‘To this day, it stuns me.’ A year later, the people who’ve led Summit County’s COVID response recall the first days after the pandemic struck.
A half-dozen officials and audio from a closed-door meeting offer insight into the crisis response
Summit County Manager Tom Fisher, who is also a brigadier general in the Utah National Guard, paused during one of the more unusual meetings he’d convened in his time in the top post of the county’s government.
It was March 14, 2020.
Looking around the conference room, Fisher saw top officials from Summit County and Park City, elected officials and department heads in the same room working on the same problem.
In an interview nearly a year later recalling the early days of the pandemic that has changed so many aspects of daily life, Fisher drew on his military experience to describe his thinking at that moment.
“The Joint Chiefs of Staff never travel together.
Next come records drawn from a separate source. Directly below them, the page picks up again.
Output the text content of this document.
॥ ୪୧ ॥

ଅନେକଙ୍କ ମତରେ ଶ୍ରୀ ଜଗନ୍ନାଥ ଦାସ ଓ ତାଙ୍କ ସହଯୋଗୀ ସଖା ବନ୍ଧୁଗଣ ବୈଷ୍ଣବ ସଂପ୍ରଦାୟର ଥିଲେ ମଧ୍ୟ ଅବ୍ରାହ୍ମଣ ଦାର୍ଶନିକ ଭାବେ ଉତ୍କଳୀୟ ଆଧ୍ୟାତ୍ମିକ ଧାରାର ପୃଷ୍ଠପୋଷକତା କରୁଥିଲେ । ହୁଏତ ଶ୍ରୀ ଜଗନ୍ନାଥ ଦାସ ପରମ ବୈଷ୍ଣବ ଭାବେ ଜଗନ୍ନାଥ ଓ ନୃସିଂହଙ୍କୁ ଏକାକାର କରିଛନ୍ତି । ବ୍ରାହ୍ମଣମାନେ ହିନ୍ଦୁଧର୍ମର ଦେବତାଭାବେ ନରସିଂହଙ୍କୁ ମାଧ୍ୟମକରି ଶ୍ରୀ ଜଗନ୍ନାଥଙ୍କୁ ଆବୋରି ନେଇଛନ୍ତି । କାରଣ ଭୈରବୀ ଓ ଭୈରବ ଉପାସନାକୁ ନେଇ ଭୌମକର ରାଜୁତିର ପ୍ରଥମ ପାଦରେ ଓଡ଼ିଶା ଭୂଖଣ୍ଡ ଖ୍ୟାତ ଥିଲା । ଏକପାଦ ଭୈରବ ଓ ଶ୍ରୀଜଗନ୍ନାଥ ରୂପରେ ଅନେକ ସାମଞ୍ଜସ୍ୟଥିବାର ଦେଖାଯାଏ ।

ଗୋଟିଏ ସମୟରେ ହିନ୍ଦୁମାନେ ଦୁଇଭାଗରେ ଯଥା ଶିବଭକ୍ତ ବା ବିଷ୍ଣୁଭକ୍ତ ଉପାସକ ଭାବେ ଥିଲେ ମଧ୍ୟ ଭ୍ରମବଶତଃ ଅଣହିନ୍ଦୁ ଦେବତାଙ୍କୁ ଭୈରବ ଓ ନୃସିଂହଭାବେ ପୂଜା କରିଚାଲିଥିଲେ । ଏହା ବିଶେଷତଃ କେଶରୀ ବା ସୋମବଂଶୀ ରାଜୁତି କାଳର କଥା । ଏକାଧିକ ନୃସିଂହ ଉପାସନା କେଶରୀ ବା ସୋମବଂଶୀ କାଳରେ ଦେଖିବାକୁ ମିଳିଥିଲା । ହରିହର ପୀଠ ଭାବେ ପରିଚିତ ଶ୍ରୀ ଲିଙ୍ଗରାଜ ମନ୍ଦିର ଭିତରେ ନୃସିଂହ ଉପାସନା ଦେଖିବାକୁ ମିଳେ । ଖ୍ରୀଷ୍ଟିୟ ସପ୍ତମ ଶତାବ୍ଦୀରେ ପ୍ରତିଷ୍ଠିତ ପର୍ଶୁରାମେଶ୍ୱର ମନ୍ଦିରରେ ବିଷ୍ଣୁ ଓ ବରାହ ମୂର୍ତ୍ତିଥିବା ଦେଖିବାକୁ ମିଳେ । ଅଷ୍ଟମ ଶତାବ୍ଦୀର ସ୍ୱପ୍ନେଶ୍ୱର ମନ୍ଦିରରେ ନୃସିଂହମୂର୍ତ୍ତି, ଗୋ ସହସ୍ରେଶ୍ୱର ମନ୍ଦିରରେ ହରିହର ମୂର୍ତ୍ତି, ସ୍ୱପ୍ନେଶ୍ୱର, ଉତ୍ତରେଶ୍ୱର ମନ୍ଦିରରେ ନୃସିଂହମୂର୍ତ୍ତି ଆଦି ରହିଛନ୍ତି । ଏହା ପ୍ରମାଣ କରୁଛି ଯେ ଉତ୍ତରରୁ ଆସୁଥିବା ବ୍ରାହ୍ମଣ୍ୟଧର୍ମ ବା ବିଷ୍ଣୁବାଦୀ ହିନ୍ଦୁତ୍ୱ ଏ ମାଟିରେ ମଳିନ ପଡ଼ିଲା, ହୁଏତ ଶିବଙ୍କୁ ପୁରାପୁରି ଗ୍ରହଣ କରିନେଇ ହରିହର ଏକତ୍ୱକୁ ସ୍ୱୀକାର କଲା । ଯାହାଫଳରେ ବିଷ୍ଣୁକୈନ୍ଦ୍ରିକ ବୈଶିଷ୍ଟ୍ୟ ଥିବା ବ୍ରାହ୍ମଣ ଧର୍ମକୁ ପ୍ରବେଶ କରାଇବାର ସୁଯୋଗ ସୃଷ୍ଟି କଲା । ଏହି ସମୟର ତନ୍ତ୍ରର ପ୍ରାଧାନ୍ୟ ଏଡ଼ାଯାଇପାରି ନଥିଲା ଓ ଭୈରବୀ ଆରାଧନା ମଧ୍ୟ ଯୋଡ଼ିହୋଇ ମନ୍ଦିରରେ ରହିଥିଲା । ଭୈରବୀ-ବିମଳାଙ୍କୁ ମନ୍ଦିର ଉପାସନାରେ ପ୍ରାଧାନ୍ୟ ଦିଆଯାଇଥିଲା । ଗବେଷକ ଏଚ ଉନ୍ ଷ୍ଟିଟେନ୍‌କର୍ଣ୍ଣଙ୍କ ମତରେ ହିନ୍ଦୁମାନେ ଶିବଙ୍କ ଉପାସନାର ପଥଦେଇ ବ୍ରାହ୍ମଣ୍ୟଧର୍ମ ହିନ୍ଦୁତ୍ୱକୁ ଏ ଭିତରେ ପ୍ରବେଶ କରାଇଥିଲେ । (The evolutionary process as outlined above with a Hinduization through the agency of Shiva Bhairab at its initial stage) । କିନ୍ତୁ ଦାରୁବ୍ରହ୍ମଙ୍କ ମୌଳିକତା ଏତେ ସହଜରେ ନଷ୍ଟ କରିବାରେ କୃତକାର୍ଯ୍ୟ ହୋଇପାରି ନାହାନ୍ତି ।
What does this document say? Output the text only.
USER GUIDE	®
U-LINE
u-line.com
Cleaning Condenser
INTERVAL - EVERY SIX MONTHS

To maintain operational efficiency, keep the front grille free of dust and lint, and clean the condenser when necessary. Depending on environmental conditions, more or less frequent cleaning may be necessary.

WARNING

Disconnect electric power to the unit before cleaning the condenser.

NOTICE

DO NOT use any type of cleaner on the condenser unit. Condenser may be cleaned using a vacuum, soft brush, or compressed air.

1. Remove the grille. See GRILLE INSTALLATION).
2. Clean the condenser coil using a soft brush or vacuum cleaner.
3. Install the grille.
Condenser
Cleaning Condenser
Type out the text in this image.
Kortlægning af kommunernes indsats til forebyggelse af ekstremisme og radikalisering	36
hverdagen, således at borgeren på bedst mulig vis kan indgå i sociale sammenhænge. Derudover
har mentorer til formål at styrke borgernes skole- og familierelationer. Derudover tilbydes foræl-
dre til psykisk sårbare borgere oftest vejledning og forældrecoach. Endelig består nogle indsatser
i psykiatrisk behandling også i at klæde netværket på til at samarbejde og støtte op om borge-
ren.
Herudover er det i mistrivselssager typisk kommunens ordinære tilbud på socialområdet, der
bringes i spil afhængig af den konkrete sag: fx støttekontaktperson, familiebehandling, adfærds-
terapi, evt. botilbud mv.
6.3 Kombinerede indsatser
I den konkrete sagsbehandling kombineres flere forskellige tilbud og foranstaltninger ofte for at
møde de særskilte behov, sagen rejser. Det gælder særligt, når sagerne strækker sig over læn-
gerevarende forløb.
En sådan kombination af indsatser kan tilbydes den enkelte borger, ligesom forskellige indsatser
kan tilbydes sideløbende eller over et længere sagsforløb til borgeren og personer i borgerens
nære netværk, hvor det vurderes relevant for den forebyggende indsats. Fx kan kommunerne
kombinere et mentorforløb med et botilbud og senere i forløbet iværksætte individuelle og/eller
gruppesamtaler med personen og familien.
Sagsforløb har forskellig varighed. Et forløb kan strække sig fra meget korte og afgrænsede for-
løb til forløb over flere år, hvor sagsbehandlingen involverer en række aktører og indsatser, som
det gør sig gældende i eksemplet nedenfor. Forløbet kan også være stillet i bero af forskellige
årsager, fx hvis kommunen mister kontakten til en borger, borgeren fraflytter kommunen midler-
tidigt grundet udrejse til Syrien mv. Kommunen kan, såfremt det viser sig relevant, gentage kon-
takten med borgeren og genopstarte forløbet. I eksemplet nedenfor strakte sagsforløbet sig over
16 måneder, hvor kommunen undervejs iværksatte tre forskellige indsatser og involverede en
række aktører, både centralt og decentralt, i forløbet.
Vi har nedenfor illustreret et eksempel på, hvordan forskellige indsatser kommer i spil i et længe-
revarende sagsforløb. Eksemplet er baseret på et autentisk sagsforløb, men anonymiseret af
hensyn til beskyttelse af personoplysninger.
You very rarely see them in the same place,” Fisher said, referring to the body comprising the U.S. military’s top leaders. “There’s a reason for that: Because one bad thing happens and they’re all together, they’re all gone.”
While a worst-case scenario like that never came to pass in Summit County, the disease that would reshape the world hit the area early, and hit it hard.
One year ago, the county became the epicenter of the pandemic in Utah and briefly had the second-highest number of COVID cases per capita in the nation.
Just before the pandemic arrived, Park City was humming, with thousands of spring break tourists in town and more on the way in what was on pace to become the busiest ski season ever. All that changed on Friday the 13th, when the first documented case of community spread in Utah was discovered at a bar on Main Street.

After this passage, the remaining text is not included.